- Leader: Giancarlo Pedronetto
- Founded: 1993
- Dissolved: c.1998
- Headquarters: Via Selvotta 17, Muzzana del Turgnano
- Ideology: Autonomism Regionalism

= Lega Autonomia Friuli =

The Friuli Autonomy League (Lega Autonomia Friuli, LAF) was a political party active in Friuli-Venezia Giulia, Italy.

==History==
It was founded by the social democratic Giancarlo Pedronetto, already Mayor of Muzzana del Turgnano from 1990 to 1993.

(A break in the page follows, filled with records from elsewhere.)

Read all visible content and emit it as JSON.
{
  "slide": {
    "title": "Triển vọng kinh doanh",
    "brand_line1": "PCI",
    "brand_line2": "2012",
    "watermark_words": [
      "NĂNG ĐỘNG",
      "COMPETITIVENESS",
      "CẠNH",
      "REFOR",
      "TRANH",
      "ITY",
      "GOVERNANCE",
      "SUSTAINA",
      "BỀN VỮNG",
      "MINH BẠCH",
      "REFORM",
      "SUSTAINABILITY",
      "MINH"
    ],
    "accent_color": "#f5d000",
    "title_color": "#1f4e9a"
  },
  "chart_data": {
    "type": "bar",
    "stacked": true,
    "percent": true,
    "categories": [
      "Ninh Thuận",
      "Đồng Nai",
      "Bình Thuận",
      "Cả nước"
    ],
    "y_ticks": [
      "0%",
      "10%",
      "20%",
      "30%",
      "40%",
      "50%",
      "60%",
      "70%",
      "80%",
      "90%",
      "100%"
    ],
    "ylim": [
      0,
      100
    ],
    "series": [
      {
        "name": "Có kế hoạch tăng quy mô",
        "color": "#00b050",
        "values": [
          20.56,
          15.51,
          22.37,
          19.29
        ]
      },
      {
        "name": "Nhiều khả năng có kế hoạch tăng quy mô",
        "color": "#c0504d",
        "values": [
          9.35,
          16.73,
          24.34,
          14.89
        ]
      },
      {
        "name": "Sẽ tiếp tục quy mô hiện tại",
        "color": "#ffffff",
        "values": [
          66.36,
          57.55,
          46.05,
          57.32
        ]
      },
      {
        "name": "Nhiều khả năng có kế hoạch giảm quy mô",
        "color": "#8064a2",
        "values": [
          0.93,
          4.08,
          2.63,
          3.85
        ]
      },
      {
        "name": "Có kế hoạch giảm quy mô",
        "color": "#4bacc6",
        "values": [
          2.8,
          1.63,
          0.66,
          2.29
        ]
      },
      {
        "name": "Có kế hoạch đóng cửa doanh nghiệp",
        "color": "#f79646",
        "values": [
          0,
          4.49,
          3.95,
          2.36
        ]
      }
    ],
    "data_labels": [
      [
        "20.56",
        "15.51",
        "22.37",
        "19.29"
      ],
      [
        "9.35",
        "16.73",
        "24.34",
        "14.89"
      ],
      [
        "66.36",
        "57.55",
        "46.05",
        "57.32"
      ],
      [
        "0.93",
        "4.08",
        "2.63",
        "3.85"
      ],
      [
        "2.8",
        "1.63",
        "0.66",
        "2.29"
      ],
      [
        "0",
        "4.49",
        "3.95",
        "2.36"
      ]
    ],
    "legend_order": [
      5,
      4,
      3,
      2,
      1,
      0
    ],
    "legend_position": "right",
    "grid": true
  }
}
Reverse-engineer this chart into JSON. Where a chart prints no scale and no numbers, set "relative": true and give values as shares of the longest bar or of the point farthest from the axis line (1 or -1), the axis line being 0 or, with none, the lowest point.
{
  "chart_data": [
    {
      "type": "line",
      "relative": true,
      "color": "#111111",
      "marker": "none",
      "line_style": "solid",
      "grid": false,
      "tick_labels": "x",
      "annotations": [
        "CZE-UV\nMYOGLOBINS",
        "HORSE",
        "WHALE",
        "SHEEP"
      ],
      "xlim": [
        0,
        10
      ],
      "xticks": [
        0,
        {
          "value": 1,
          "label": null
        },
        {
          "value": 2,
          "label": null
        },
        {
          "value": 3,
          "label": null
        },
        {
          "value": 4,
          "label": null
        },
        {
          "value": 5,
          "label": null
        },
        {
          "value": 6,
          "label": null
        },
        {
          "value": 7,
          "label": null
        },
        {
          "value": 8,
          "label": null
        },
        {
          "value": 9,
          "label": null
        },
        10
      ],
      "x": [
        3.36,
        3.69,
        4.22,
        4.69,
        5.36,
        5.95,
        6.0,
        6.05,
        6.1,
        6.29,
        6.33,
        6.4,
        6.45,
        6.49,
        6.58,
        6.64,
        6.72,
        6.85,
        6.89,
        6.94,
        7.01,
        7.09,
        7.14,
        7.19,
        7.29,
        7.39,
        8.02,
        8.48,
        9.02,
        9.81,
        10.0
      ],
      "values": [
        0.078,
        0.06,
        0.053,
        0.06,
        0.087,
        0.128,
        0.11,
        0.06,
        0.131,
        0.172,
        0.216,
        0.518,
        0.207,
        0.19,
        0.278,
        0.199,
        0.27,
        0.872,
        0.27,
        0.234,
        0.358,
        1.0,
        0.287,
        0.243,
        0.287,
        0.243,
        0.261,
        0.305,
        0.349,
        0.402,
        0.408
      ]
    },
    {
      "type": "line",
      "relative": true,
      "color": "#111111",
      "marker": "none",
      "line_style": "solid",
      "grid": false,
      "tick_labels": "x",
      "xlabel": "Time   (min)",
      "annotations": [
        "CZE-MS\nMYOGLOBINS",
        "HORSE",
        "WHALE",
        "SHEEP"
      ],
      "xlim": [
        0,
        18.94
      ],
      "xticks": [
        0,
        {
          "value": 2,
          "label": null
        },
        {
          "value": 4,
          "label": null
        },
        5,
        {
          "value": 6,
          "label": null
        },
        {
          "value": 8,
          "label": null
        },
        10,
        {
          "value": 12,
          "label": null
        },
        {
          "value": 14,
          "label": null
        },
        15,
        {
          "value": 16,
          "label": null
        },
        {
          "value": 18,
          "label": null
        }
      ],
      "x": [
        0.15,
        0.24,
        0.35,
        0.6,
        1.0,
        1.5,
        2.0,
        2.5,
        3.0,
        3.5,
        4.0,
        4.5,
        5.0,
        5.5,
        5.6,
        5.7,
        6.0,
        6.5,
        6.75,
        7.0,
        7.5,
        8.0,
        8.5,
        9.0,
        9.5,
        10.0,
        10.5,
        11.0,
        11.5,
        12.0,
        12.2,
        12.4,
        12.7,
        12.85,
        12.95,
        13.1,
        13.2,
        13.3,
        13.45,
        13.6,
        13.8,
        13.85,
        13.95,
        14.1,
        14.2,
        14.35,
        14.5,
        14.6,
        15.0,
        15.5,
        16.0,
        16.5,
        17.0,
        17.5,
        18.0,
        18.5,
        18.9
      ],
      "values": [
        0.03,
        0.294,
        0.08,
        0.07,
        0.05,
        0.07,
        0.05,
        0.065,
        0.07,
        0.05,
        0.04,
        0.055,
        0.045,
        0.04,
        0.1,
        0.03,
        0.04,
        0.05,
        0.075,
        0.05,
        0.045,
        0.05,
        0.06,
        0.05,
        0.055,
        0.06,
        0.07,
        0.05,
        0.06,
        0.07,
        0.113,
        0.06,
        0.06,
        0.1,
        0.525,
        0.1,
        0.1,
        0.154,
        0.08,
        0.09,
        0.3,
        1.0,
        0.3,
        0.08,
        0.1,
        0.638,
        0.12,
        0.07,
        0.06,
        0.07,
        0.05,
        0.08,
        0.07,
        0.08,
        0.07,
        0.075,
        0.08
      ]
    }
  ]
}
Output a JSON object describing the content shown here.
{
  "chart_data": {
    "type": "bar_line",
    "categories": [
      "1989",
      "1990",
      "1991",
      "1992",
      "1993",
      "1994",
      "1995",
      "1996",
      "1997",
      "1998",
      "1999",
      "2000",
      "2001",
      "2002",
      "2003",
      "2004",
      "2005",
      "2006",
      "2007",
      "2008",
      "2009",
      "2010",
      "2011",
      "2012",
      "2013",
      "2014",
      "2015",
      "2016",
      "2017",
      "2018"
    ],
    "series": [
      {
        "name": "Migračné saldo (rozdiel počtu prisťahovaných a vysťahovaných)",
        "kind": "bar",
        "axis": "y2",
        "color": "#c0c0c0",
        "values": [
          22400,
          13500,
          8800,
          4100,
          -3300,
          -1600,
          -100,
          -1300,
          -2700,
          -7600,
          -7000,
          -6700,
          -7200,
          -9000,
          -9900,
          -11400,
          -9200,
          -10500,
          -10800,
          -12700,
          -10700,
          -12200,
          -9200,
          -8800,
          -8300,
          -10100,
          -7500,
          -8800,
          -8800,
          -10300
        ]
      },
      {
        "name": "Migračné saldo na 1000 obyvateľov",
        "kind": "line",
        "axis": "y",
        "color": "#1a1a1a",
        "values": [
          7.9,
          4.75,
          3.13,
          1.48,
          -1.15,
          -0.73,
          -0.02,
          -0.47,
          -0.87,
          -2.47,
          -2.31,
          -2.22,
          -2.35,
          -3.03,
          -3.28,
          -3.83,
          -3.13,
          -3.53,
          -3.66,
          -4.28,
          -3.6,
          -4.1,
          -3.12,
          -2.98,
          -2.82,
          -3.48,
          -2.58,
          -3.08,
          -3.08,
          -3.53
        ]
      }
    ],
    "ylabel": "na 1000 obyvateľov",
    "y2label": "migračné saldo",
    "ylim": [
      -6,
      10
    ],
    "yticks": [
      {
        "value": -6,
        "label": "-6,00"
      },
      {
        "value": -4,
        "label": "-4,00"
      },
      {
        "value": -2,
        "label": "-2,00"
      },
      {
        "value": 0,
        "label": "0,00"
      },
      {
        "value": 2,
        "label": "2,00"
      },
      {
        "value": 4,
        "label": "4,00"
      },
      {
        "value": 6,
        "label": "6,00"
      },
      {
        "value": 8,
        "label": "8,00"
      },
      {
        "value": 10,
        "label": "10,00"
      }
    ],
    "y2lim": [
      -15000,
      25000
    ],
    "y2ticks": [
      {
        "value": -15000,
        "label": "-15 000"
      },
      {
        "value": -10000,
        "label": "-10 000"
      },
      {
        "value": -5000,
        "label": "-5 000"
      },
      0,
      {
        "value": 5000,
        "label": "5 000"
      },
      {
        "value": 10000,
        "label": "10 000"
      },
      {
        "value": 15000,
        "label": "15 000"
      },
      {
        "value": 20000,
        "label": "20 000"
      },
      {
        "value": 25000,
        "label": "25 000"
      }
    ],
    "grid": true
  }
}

According to the words of the founder, the LAF was a "movement independent from the parties that wants to bring the valors and needs of the Friulian people to the Region and the State".

The party took part in the 1993 regional election in Friuli-Venezia Giulia, obtaining 4.7% of the votes and 2 seats (Pedronetto in the constituency of Udine ed Ennio Vazzoler in the constituency of Pordenone).

In 1994 Pedronetto was named Vice President of the Region and Assessor for work, cooperation, craftsmanship, local autonomies, community affairs and external relationships in the Travanut government.

In 1997 Pedronetto founded the Friuli Union, which was also joined by the regional councilors Mauro Larise and Ezio Sedran.

LAF nonetheless participated in the 1998 regional election but scored only 1.6% of the votes and gained no seats.